Gain and offset problems of C&S ASIC


The measures on the high gain channel showed quickly an important deviation from design : a gain of approximately 60 instead of 96 and an offset around -600 mV. These facts were reproduced entirely in the simulator by adding parasitic resistors in several key connections (see figure below : parasitic resistors on the high gain channel are  drawn in dotted lines).


The parasitic resistor between the ASIC theoretical ground point and the actual ground pad accounts for the decrease of gain, by modifying the bridge resistor values. On the other hand, the first stage of the amplifier includes two matched current sources that were supposed to subtract the same amount of current I to the input transistor currents I+ and I-; the parasitic resistors on their grid voltage inputs create an asymmetry, accounting for the offset.

The origin of this problem lies in the design of the chip : the paths to the ground pad and to the affected voltage supply are excessively convoluted, to the point that the values of the parasitic resistors adopted for the simulation are well in line with their actual geometries. This error could not be detected by the design software, since the AMS 0.35 µm package used for this chip does not take parasitic resistors into account, contrarily to the previous one (a 0.6 µm package) used by our team.
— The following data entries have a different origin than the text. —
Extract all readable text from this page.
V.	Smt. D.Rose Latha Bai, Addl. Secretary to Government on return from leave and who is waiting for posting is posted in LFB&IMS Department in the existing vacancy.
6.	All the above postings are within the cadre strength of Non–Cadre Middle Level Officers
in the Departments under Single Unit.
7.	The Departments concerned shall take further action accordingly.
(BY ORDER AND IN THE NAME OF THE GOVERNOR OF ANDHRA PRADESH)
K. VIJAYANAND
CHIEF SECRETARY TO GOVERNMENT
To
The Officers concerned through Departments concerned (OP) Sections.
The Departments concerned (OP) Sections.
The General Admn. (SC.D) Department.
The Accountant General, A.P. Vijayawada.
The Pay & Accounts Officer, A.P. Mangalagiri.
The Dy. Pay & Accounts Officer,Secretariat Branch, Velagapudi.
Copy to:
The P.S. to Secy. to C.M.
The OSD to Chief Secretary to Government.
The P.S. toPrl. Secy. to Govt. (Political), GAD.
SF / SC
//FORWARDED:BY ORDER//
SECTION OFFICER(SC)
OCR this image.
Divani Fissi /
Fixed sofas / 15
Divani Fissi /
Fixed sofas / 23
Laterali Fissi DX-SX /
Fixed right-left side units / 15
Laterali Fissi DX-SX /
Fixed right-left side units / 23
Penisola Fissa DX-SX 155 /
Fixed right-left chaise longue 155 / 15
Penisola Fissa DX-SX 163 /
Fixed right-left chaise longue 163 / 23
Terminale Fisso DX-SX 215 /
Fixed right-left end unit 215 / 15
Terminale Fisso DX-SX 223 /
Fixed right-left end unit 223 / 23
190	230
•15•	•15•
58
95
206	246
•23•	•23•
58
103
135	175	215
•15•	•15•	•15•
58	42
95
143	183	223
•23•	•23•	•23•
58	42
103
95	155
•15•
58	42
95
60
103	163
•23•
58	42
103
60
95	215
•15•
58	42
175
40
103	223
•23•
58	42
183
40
On the experimental side, the existence of such resistors was proven with by measuring the current-voltage curve on one transistor of the current mirror. The plots below show the large difference between the simulated and experimental current-voltage caracteristics, and the linearity of the voltage difference as a function of the current. This matches what one would expect with a large access resistor (around 1660 Ohm according to this measure, comparable to the total of 1200 Ohm used in the simulation) between the voltage measurement pad and the transistor.


Besides the change in gain and the important offset of the high gain channel, this problem has other consequences affecting the noise analysis measurements :
  1. On both channels, there is a shift in pedestal between clamping and an input of zero. The output during clamping is equivalent to an input of -1 mV on both channel, and can be explained by a section of the grounding parasitic resistor situated between the clamp 'grounding' point and the actual ground pad (this resistor was actually measured during the linearity studies).
  2. The matched current sources problem increases strongly the sensitivity of the offset to the power supply voltage : up to 0.2 mV offset variation instead of a projected 5 µV for a 1 mV variation of the supply, on the high gain channel. At its worst, power supply drift created a 5 µV drift in pedestal level during a data acquisition run, exceeding the level of noise we aimed at measuring.